Download or read book The Archaeology of Chaco Canyon written by Stephen H. Lekson and published by School for Advanced Research Press. This book was released on 2006 with total page 580 pages. Available in PDF, EPUB and Kindle. Book excerpt: The site of a great Ancestral Pueblo center in the 11th and 12th centuries AD, the ruins in Chaco Canyon look like a city to some archaeologists, a ceremonial center to others. Chaco and the people who created its monumental great houses, extensive roads, and network of outlying settlements remain an enigma in American archaeology. Two decades after the latest and largest program of field research at Chaco (the National Park Service's Chaco Project from 1971 to 1982) the original researchers and other leading Chaco scholars convened to evaluate what they now know about Chaco in light of new theories and new data. Those meetings culminated in an advanced seminar at the School of American Research, where the Chaco Project itself was born in 1968. In this capstone volume, the contributors address central archaeological themes, including environment, organization of production, architecture, regional issues, and society and polity. They place Chaco in its time and in its region, considering what came before and after its heyday and its neighbors to the north and south, including Mesoamerica.

Book The Chaco Mission Frontier

    Book Details:
  • Author : James Schofield Saeger
  • Publisher : University of Arizona Press
  • Release : 2016-03
  • ISBN : 0816533598
  • Pages : 286 pages

Download or read book The Chaco Mission Frontier written by James Schofield Saeger and published by University of Arizona Press. This book was released on 2016-03 with total page 286 pages. Available in PDF, EPUB and Kindle. Book excerpt: Spanish missions in the New World usually pacified sedentary peoples accustomed to the agricultural mode of mission life, prompting many scholars to generalize about mission history. James Saeger now reconsiders the effectiveness of the missions by examining how Guaycuruan peoples of South America's Gran Chaco adapted to them during the eighteenth century. Because the Guaycuruans were hunter-gatherers less suited to an agricultural lifestyle, their attitudes and behaviors can provide new insight about the impact of missions on native peoples. Responding to recent syntheses of the mission system, Saeger proposes that missions in the Gran Chaco did not fit the usual pattern.

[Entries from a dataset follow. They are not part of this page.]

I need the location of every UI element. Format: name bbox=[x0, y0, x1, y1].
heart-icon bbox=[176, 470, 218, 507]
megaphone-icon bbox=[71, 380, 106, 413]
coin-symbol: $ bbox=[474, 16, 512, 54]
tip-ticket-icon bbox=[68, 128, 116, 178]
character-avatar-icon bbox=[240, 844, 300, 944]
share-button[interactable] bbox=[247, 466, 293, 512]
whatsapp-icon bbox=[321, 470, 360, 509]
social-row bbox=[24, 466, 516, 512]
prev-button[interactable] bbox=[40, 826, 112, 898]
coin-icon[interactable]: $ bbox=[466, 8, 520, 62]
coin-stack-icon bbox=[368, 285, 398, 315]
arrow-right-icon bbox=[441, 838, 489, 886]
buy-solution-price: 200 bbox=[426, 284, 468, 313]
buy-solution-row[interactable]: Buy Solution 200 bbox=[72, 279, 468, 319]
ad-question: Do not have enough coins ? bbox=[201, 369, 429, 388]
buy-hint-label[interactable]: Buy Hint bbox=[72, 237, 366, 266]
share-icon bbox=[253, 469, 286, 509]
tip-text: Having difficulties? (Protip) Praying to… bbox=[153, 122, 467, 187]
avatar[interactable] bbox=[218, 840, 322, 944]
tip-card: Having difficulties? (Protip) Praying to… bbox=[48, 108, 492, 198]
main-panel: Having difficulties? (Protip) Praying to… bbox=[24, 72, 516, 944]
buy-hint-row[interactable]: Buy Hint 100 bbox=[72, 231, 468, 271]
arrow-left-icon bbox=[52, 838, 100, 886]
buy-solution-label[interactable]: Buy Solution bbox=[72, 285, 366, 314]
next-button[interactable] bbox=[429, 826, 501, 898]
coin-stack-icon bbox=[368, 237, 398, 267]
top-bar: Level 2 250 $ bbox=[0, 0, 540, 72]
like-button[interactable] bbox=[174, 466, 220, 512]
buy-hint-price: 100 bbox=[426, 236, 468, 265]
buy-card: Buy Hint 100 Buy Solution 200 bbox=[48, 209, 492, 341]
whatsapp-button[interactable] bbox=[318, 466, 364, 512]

Through research in colonial documents, he reveals the Guaycuruan perspective on the missions, thereby presenting an alternative view of Guaycuruan history and the development of the mission system. He investigates Guaycuruan social, economic, political, and religious life before the missions and analyzes subsequent changes; he then traces Guaycuruan history into the modern era and offers an assessment of what Catholic missions meant to these peoples. Saeger's research into Spanish documents is unique for its elicitation of the Indian point of view. He not only reconstructs Guaycuruan life independent of Spanish contact but also shows how these Indians negotiated the conditions under which they would adapt to the mission way of life, thereby retaining much of their independence. By showing that the Guaycuruans were not as restricted in missions as has been assumed, Saeger demonstrates that there is a distinct difference between the establishment of missions and conquest. The Chaco Mission Frontier helps redefine mission studies by correcting overgeneralization about their role in Latin America.